Il presidente dell’OM deve evidentemente aver fatto delle promesse a De Zerbi se sta facendo ‘all in’ su Greenwood andando contro tutta l’opinione pubblica e la politica. Il tempo gioca a favore della Lazio anche se secondo me l’Olympique non si arrenderà facilmente.
Un piccolo rilancio da parte della Lazio dal punto di vista economico c’è stato e la Lazio spera che possa bastare, ma la situazione rimane molto fluida. Quello che diciamo adesso potrebbe cambiare anche in un’ora: se Greenwood dà l’ok al Marsiglia, l’affare è chiuso perché il Marsiglia ha già l’accordo con lo United.

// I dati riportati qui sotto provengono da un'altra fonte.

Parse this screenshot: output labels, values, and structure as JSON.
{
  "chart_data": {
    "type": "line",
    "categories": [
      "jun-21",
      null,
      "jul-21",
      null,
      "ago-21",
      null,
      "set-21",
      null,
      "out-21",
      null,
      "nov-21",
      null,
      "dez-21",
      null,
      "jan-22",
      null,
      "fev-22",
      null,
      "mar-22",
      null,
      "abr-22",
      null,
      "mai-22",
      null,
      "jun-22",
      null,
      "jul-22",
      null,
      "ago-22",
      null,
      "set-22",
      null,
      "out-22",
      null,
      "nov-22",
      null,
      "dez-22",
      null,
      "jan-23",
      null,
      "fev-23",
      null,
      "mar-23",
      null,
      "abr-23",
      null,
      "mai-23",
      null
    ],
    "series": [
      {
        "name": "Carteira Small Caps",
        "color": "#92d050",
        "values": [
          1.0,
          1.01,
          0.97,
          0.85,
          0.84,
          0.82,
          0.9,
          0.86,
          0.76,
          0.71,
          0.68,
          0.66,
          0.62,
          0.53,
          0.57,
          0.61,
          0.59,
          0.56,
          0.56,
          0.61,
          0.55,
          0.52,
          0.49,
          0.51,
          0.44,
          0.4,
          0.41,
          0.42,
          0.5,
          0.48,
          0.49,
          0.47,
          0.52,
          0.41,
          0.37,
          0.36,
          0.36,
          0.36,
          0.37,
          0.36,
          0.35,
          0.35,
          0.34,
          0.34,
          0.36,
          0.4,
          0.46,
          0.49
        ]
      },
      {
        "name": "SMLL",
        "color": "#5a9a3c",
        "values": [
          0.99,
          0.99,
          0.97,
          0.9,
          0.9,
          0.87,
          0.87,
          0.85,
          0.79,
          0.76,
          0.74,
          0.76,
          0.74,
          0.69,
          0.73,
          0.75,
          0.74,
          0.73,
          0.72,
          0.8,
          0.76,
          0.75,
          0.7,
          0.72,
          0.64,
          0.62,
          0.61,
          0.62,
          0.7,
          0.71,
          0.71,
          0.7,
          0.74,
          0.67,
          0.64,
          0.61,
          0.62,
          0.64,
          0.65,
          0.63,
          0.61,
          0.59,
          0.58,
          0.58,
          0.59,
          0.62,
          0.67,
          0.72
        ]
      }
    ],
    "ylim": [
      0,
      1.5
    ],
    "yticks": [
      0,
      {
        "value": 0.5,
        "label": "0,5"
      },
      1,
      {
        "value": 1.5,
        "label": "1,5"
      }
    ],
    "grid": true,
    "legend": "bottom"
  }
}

La strategia della Lazio è di non prendere un centravanti al posto di Immobile perché per Baroni Noslin è una punta e c’è Castellanos. Credo che verrà preso Bazdar come terza punta. Non è pronto e verrebbe aggregato al gruppo solo per farlo crescere perché non è ancora pronto.
A oggi non c’è un piano B per Greenwood e nel caso in cui non dovesse arrivare, la Lazio fa capire che non si dannerebbe l’anima per cercare un altro profilo e rimarrebbe così. Io non credo alle parole della Lazio perché Stengs rimane sempre sullo sfondo, così come Vitor Roque che però verrebbe in prestito secco e su cui non ho riscontri da parte della Lazio. Tenere coperti obiettivi di mercato però mi sembra cosa buona e giusta”.